Looking through the bars of life his whisper came “I KNOW” All the things I’ve covered up and yet I hear “I KNOW” I’ve bested life, I’m gaming strife, burned memories of “I KNOW” Perhaps the times, could be my rhymes, I really think I know.

Again I heard, unsettled word, A dream I knew “I KNOW” I still have pawns, I move my king, position beats “I KNOW” I’m still ahead, remorse is dead, fend off the great “I KNOW” I heard it said I’ll join the grave, once dead that’s all, I know

It ambushed me, warm child’s voice that called aloud “I KNOW” Filled with rage, a stumbled sage, dethroned yet heard “I KNOW” Mocked my life in cancers sneer, I understood “I KNOW” Beneath the cross in rubbles gown, submit to this “I KNOW”

BY GARY FULTZ

Remembering my uncle who built an empire all his life. He had it all. Played professional sports, became a lawyer for a fortune 500 company, hobnobbed with the elite in Washington DC and retired wealthy. Cancer and bitterness set in and no one could point him past his anger toward God. No one until a little niece, whom he loved, had an older brother dial the phone (yes, very young) and call him. She simply said ” I just wanted to ask you one question. Have you accepted Jesus into your heart? Jesus loves you!”
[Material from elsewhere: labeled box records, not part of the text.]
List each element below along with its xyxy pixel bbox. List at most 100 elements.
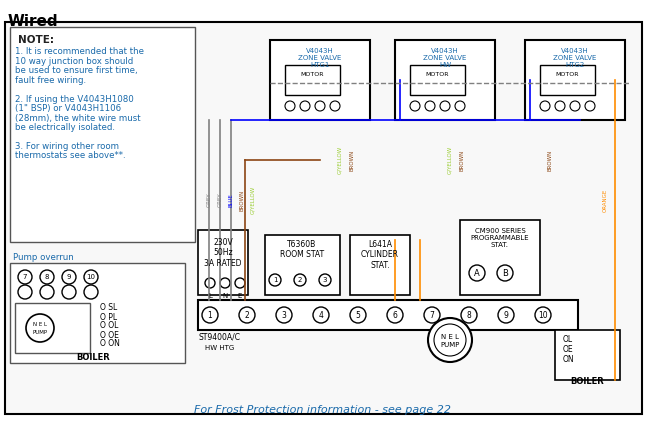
Text: O OL: O OL	[100, 322, 118, 330]
Circle shape	[425, 101, 435, 111]
Bar	[198, 300, 578, 330]
Circle shape	[497, 265, 513, 281]
Text: BLUE: BLUE	[228, 193, 234, 207]
Circle shape	[535, 307, 551, 323]
Text: G/YELLOW: G/YELLOW	[338, 146, 342, 174]
Circle shape	[26, 314, 54, 342]
Text: 8: 8	[45, 274, 49, 280]
Text: 2: 2	[245, 311, 249, 319]
Circle shape	[585, 101, 595, 111]
Text: BROWN: BROWN	[239, 189, 245, 211]
Text: (1" BSP) or V4043H1106: (1" BSP) or V4043H1106	[15, 104, 121, 113]
Text: 230V
50Hz
3A RATED: 230V 50Hz 3A RATED	[204, 238, 242, 268]
Circle shape	[315, 101, 325, 111]
Text: E: E	[238, 293, 242, 299]
Bar	[410, 65, 465, 95]
Text: HW HTG: HW HTG	[205, 345, 235, 351]
Text: 9: 9	[67, 274, 71, 280]
Text: ON: ON	[563, 355, 575, 365]
Circle shape	[239, 307, 255, 323]
Text: T6360B
ROOM STAT: T6360B ROOM STAT	[280, 240, 324, 260]
Text: MOTOR: MOTOR	[425, 72, 449, 77]
Text: 7: 7	[430, 311, 434, 319]
Text: O OE: O OE	[100, 330, 119, 340]
Text: MOTOR: MOTOR	[300, 72, 324, 77]
Text: A: A	[474, 268, 480, 278]
Circle shape	[62, 270, 76, 284]
Bar	[540, 65, 595, 95]
Text: ORANGE: ORANGE	[602, 188, 608, 211]
Circle shape	[313, 307, 329, 323]
Text: 4: 4	[318, 311, 324, 319]
Text: G/YELLOW: G/YELLOW	[250, 186, 256, 214]
Text: 3. For wiring other room: 3. For wiring other room	[15, 142, 119, 151]
Text: 7: 7	[23, 274, 27, 280]
Text: BOILER: BOILER	[76, 353, 110, 362]
Text: thermostats see above**.: thermostats see above**.	[15, 151, 126, 160]
Circle shape	[294, 274, 306, 286]
Text: N E L: N E L	[441, 334, 459, 340]
Circle shape	[428, 318, 472, 362]
Text: V4043H
ZONE VALVE
HTG2: V4043H ZONE VALVE HTG2	[553, 48, 597, 68]
Text: (28mm), the white wire must: (28mm), the white wire must	[15, 114, 140, 122]
Text: Pump overrun: Pump overrun	[13, 253, 74, 262]
Bar	[525, 40, 625, 120]
Text: 1: 1	[273, 277, 278, 283]
Text: 10: 10	[538, 311, 548, 319]
Text: BROWN: BROWN	[547, 149, 553, 170]
Circle shape	[220, 278, 230, 288]
Text: L641A
CYLINDER
STAT.: L641A CYLINDER STAT.	[361, 240, 399, 270]
Circle shape	[18, 270, 32, 284]
Circle shape	[202, 307, 218, 323]
Text: GREY: GREY	[217, 193, 223, 207]
Bar	[15, 303, 90, 353]
Bar	[555, 330, 620, 380]
Circle shape	[235, 278, 245, 288]
Circle shape	[84, 270, 98, 284]
Circle shape	[285, 101, 295, 111]
Circle shape	[350, 307, 366, 323]
Circle shape	[62, 285, 76, 299]
Circle shape	[570, 101, 580, 111]
Text: 10: 10	[87, 274, 96, 280]
Text: be used to ensure first time,: be used to ensure first time,	[15, 66, 138, 75]
Circle shape	[269, 274, 281, 286]
Circle shape	[205, 278, 215, 288]
Text: O SL: O SL	[100, 303, 117, 313]
Bar	[395, 40, 495, 120]
Text: V4043H
ZONE VALVE
HTG1: V4043H ZONE VALVE HTG1	[298, 48, 342, 68]
Circle shape	[84, 285, 98, 299]
Text: BROWN: BROWN	[349, 149, 355, 170]
Text: ST9400A/C: ST9400A/C	[198, 333, 240, 341]
Text: O ON: O ON	[100, 340, 120, 349]
Text: For Frost Protection information - see page 22: For Frost Protection information - see p…	[195, 405, 452, 415]
Text: MOTOR: MOTOR	[555, 72, 579, 77]
Circle shape	[424, 307, 440, 323]
Text: B: B	[502, 268, 508, 278]
Circle shape	[555, 101, 565, 111]
Bar	[10, 27, 195, 242]
Circle shape	[540, 101, 550, 111]
Circle shape	[387, 307, 403, 323]
Text: O PL: O PL	[100, 313, 117, 322]
Bar	[460, 220, 540, 295]
Text: 5: 5	[356, 311, 360, 319]
Text: OL: OL	[563, 335, 573, 344]
Text: 6: 6	[393, 311, 397, 319]
Circle shape	[40, 285, 54, 299]
Circle shape	[40, 270, 54, 284]
Text: NOTE:: NOTE:	[18, 35, 54, 45]
Text: 3: 3	[323, 277, 327, 283]
Circle shape	[300, 101, 310, 111]
Text: fault free wiring.: fault free wiring.	[15, 76, 86, 84]
Text: 1: 1	[208, 311, 212, 319]
Text: N: N	[223, 293, 228, 299]
Circle shape	[440, 101, 450, 111]
Bar	[285, 65, 340, 95]
Text: 10 way junction box should: 10 way junction box should	[15, 57, 133, 65]
Text: GREY: GREY	[206, 193, 212, 207]
Bar	[350, 235, 410, 295]
Text: be electrically isolated.: be electrically isolated.	[15, 123, 115, 132]
Circle shape	[319, 274, 331, 286]
Text: Wired: Wired	[8, 14, 59, 29]
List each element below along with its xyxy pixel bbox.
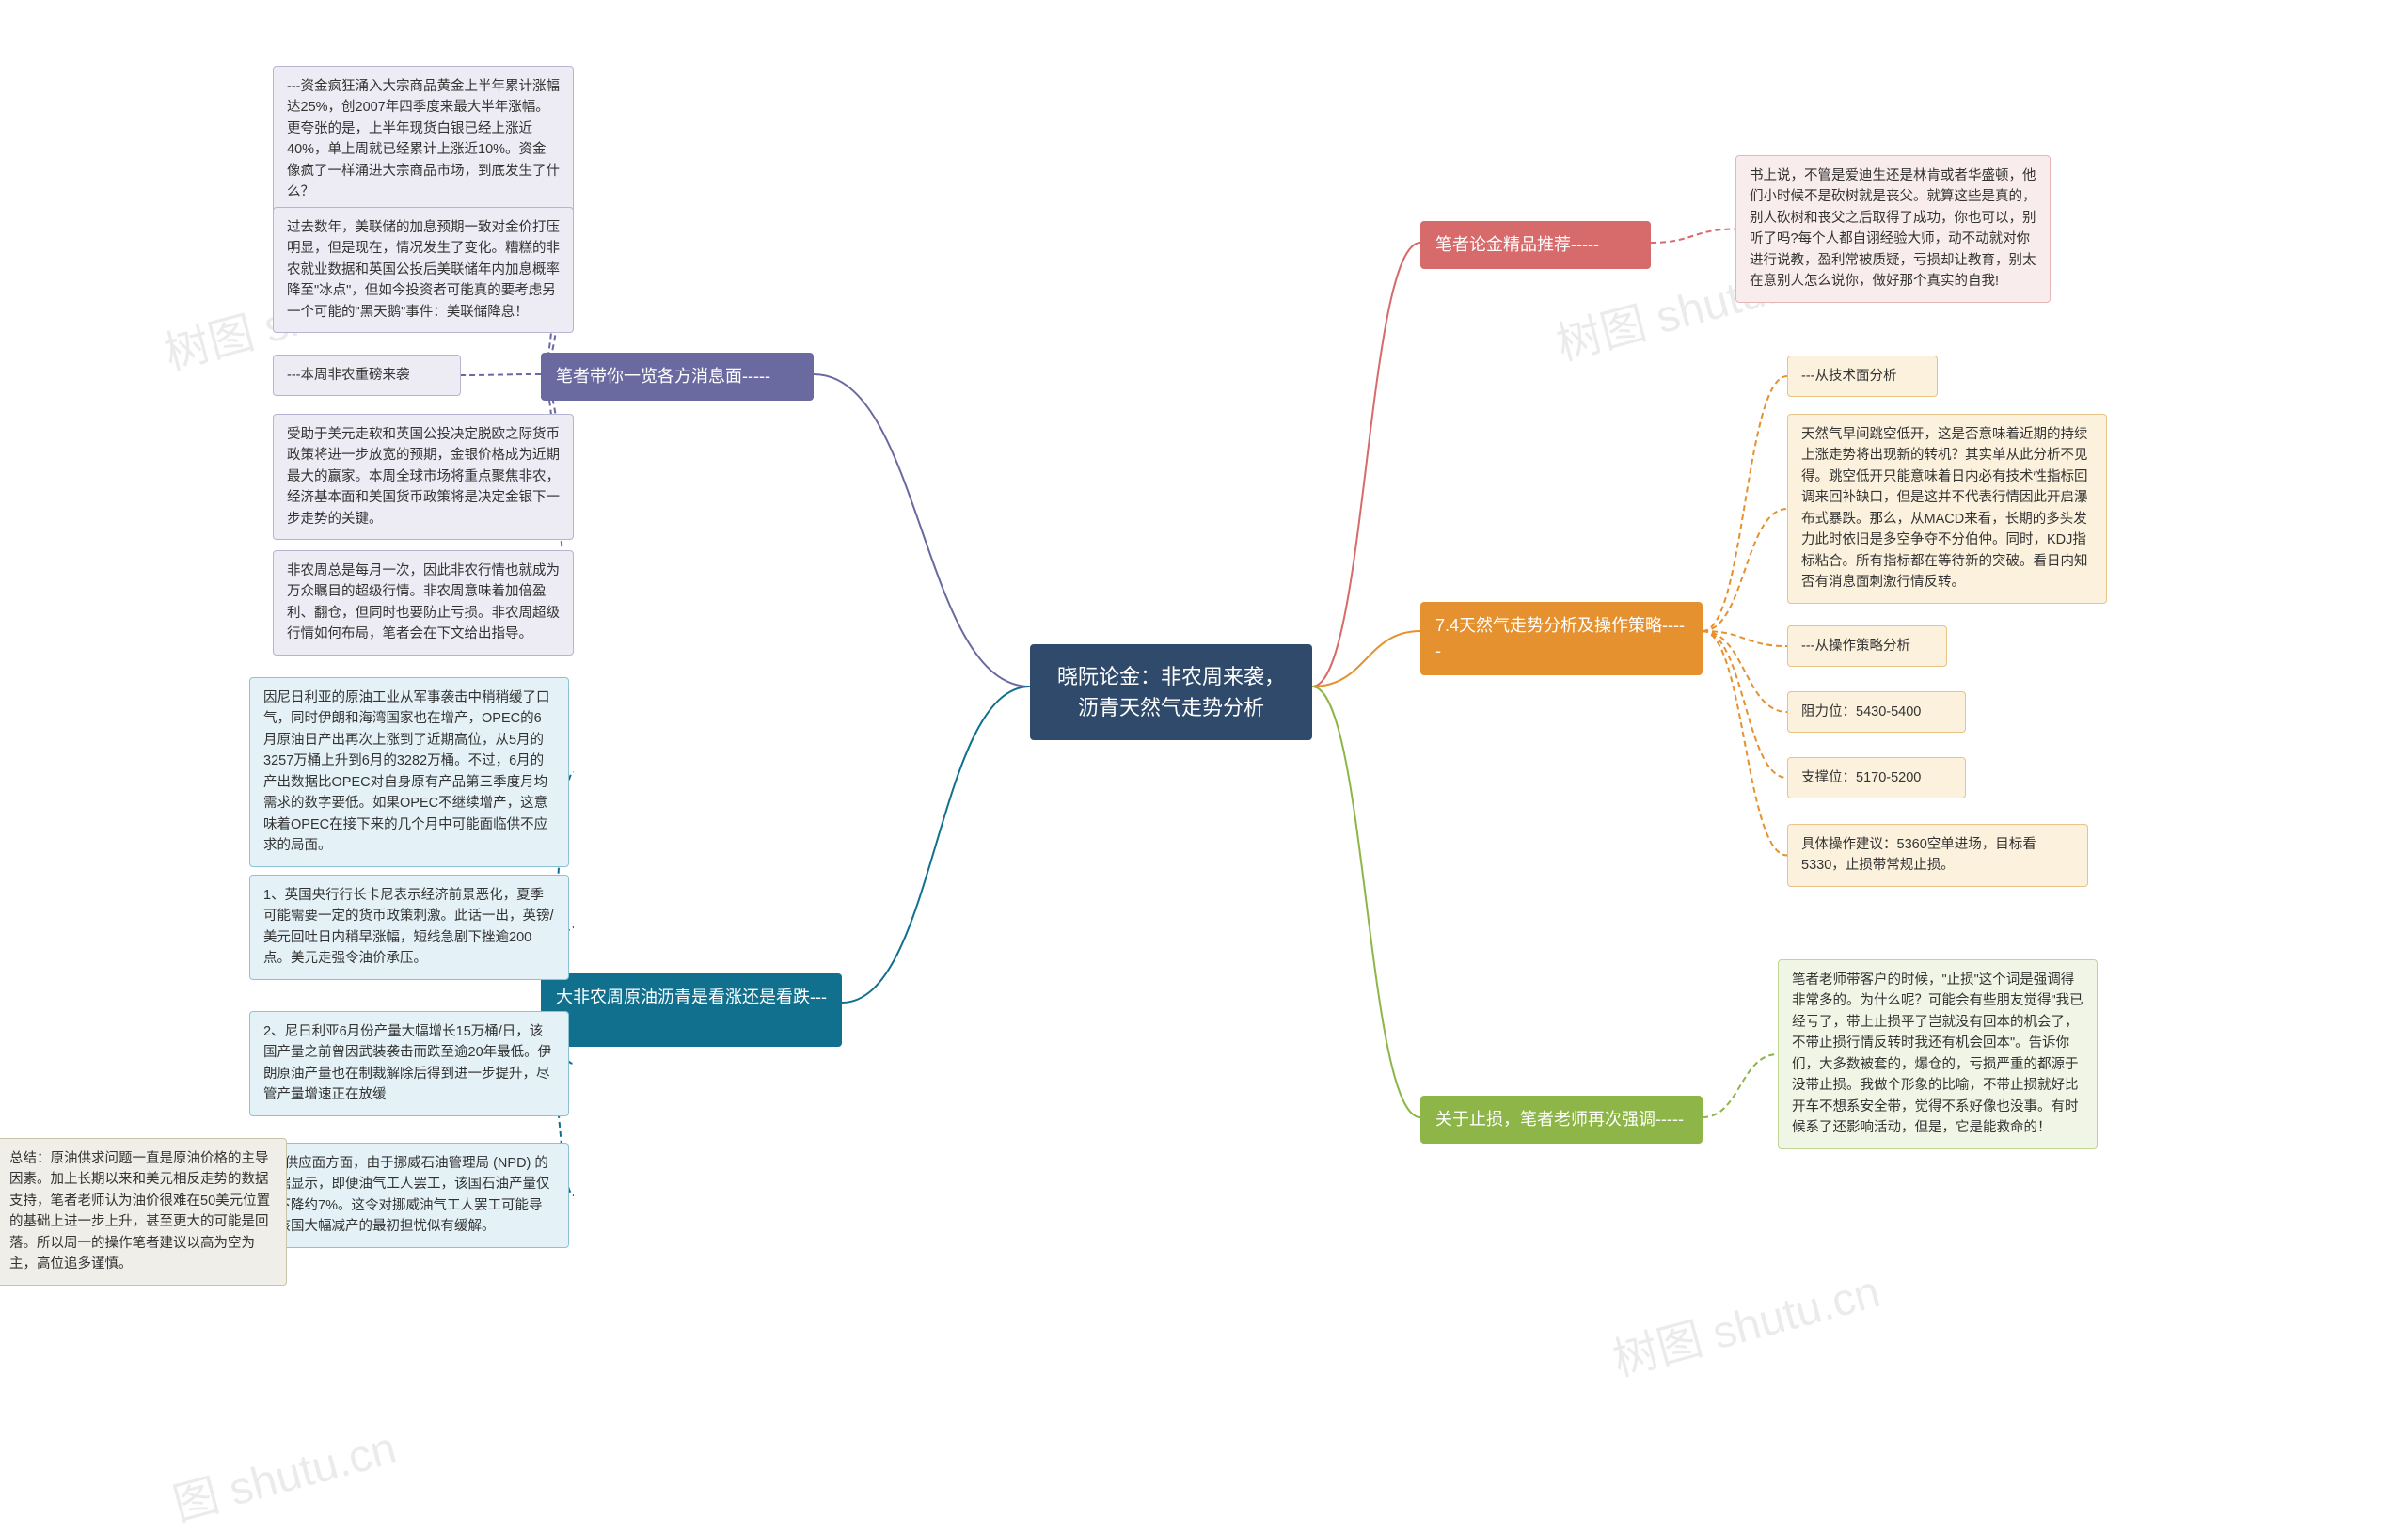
- branch-node[interactable]: 笔者带你一览各方消息面-----: [541, 353, 814, 401]
- leaf-node[interactable]: 非农周总是每月一次，因此非农行情也就成为万众瞩目的超级行情。非农周意味着加倍盈利…: [273, 550, 574, 656]
- leaf-node[interactable]: 具体操作建议：5360空单进场，目标看5330，止损带常规止损。: [1787, 824, 2088, 887]
- leaf-node[interactable]: 受助于美元走软和英国公投决定脱欧之际货币政策将进一步放宽的预期，金银价格成为近期…: [273, 414, 574, 540]
- center-topic[interactable]: 晓阮论金：非农周来袭，沥青天然气走势分析: [1030, 644, 1312, 740]
- leaf-node[interactable]: 支撑位：5170-5200: [1787, 757, 1966, 798]
- leaf-node[interactable]: 阻力位：5430-5400: [1787, 691, 1966, 733]
- leaf-node[interactable]: 2、尼日利亚6月份产量大幅增长15万桶/日，该国产量之前曾因武装袭击而跌至逾20…: [249, 1011, 569, 1116]
- branch-node[interactable]: 关于止损，笔者老师再次强调-----: [1420, 1096, 1703, 1144]
- leaf-node[interactable]: 1、英国央行行长卡尼表示经济前景恶化，夏季可能需要一定的货币政策刺激。此话一出，…: [249, 875, 569, 980]
- leaf-node[interactable]: ---资金疯狂涌入大宗商品黄金上半年累计涨幅达25%，创2007年四季度来最大半…: [273, 66, 574, 213]
- leaf-node[interactable]: ---本周非农重磅来袭: [273, 355, 461, 396]
- branch-node[interactable]: 笔者论金精品推荐-----: [1420, 221, 1651, 269]
- leaf-node[interactable]: 笔者老师带客户的时候，"止损"这个词是强调得非常多的。为什么呢？可能会有些朋友觉…: [1778, 959, 2098, 1149]
- branch-node[interactable]: 大非农周原油沥青是看涨还是看跌-----: [541, 973, 842, 1047]
- leaf-node[interactable]: ---从技术面分析: [1787, 356, 1938, 397]
- branch-node[interactable]: 7.4天然气走势分析及操作策略-----: [1420, 602, 1703, 675]
- leaf-node[interactable]: 天然气早间跳空低开，这是否意味着近期的持续上涨走势将出现新的转机？其实单从此分析…: [1787, 414, 2107, 604]
- watermark: 树图 shutu.cn: [1605, 1255, 1886, 1389]
- leaf-node[interactable]: ---从操作策略分析: [1787, 625, 1947, 667]
- leaf-node[interactable]: 因尼日利亚的原油工业从军事袭击中稍稍缓了口气，同时伊朗和海湾国家也在增产，OPE…: [249, 677, 569, 867]
- leaf-node[interactable]: 书上说，不管是爱迪生还是林肯或者华盛顿，他们小时候不是砍树就是丧父。就算这些是真…: [1735, 155, 2051, 303]
- leaf-node[interactable]: 3、供应面方面，由于挪威石油管理局 (NPD) 的数据显示，即便油气工人罢工，该…: [249, 1143, 569, 1248]
- leaf-node[interactable]: 过去数年，美联储的加息预期一致对金价打压明显，但是现在，情况发生了变化。糟糕的非…: [273, 207, 574, 333]
- watermark: 图 shutu.cn: [165, 1411, 403, 1533]
- sub-leaf-node[interactable]: 总结：原油供求问题一直是原油价格的主导因素。加上长期以来和美元相反走势的数据支持…: [0, 1138, 287, 1286]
Uncle went into a rage demanding who would make a child play a dirty trick on him like that! His niece then convinced her parents to drive 24+ hours to see him before he died. She convinced uncle that no one had put her up to it and he needed to know Jesus loved him very much. Uncle was led by a small child to a last minute relationship with Jesus before he died.

“I KNOW” haunted me when I was young. I did something wrong “I KNOW” I hid my wrongs “I KNOW” I pushed that voice beyond memory only to surface in dreams I KNOW” I confessed my sins “I KNOW” When I was afraid and I clung to my savior in hard times. He answered “I KNOW”

For now we see through a glass, darkly; but then face to face: now I know in part; but then shall I know even as also I am known.” I Corinthians 13:12

Do you know Jesus? He loves you very much.